Behind the bravado it is hard to see this as anything other than political posturing. Throughout Europe there has been a resurgence of the far right, surfing on the current wave of Islamophobia. A book recently came out in Germany condemning the Turkish minority and, instead of being denounced, 61 percent of Germans said they agreed with the author’s arguments. The English Defence League held a demonstration against Islam in Luton. Other countries like Austria and Switzerland have also had to deal with a renewal of intolerance, with far-right parties entering government. Political leaders have been reacting to what they perceive as a shift of the center ground.

The problem with the critiques is that they announce the failure of a system because of a very small minority.
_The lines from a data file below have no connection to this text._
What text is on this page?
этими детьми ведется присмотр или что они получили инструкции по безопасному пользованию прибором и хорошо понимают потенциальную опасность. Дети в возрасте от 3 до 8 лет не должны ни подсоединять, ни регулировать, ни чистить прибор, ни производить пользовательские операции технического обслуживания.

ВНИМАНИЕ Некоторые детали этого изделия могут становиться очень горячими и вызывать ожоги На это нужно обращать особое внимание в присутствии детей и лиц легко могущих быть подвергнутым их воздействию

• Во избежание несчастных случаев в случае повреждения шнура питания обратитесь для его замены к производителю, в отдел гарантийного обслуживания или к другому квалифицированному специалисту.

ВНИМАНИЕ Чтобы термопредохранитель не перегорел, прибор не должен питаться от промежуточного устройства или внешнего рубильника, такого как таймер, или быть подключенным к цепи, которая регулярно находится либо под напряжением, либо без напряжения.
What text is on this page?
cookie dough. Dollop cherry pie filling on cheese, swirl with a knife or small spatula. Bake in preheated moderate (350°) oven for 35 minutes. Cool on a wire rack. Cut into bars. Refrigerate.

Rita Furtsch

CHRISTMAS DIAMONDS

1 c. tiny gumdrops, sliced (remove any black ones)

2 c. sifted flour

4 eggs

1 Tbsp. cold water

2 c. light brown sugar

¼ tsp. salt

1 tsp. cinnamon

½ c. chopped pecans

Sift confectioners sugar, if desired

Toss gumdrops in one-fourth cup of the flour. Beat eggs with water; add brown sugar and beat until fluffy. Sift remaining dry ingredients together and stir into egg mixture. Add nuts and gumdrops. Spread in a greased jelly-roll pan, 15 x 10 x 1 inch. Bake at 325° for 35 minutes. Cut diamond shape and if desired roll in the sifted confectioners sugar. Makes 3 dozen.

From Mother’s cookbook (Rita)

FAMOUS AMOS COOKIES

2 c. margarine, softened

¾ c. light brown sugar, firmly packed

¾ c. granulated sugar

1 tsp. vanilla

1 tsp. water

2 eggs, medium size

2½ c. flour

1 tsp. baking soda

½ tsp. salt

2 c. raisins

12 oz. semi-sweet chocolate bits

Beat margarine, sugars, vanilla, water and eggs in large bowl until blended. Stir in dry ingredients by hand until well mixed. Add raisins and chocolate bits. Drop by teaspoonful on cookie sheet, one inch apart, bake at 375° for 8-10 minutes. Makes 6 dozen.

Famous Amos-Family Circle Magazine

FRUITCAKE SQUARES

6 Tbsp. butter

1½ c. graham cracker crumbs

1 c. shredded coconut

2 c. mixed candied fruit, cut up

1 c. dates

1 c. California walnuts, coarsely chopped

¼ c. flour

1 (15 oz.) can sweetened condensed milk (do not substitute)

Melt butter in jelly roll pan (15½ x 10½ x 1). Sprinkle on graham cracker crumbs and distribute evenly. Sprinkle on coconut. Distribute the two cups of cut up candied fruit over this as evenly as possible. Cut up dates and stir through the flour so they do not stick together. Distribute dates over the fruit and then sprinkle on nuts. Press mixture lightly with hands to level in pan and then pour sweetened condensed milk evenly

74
Most second-generation immigrants are proud of their home country and of their roots. Being an English Pakistani is not an oxymoron, just as it is not incompatible to be French and English, or Chinese and American.

There seems to be a particular problem with Islam. It is extremely unfair to tar everyone with the same brush. Islam has often been painted as intolerant and disrespectful of other cultures. This view has been extended to all of Islam, not just extremists: One of Cameron’s main accusations was that Muslims were doing very little to fight extremism.

However, all around the Middle East, different communities have been calling out for an end to conflict. After the terrorist attack in Alexandria, one would be forgiven for considering Egypt as an unlikely place for religious harmony. How surprising, then, to see Muslims and Christians forming a human shield around each other during prayers in Tahrir Square, putting their own lives in danger to protect members of other faiths.

It should be obvious to everyone that the problem is not religious but social. If young Muslims in England are turning to violence, it is not Islam’s fault, but because they feel increasingly hemmed in. There is no chance for them to move up in the world. With no hope, it’s no wonder that some may feel tempted by radicalism. When presented with a system that doesn’t seem fair, it’s normal to try to look for a substitute. Just like Communism before it, radical Islam has spread in countries where government is weak and poverty is rife. Instead of taking the easy route and announcing the failure of multicultural policies, Europe’s leaders need to find a repairman for their broken social ladder.